Figure B.2: Photograph of GrEp replica (right) and the glass substrate on which the replica was made.
To date, numerous graphite polymeric composite reflectors have been successfully designed and manufactured to meet many
stringent requirements set forth by the aerospace community. Unfortunately, composite reflectors that meet stability and
density requirements are limited to the infrared or longer wavelengths of the electromagnetic spectrum due to the presence of
micron-size surface defects, otherwise attributable to the so-called “print-through” of the fibers on the surface. Some level of
progress has been made in eliminating the deleterious effects of print-through. The General Motors Polymers Laboratory and
the AFRL Materials Directorate are just a few of the commercial and government participants that have shown an interest in
contributing to this endeavor.
In the current effort two different substrate approaches were chosen (see Figures 1 and 5 for cross-section diagrams).
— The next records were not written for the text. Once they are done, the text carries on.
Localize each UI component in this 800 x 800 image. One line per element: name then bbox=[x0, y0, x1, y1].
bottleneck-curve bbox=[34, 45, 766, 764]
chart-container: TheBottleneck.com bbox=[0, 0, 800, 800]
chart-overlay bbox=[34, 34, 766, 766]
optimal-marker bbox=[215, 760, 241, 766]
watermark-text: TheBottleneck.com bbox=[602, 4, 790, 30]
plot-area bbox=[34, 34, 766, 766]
Figure
B.2 shows the carbon foam used for a substrate in the first prototype as well as the replica integrated with an isogrid backing
structure for the second prototype. In each case, the composite surface bonded to the nanolaminate has been manufactured
as the replica of a glass surface.
Figure B.2: Mirror substrates for Mirror Prototypes #1 and #2, respectively. The carbon foam is the CFoam product from
Touchstone Research Laboratories. The isogrid composite was made in-house at AFRL/VS and includes offnodal innovations at the hex-cell joints that make the fiber placement (and article construction) process easier.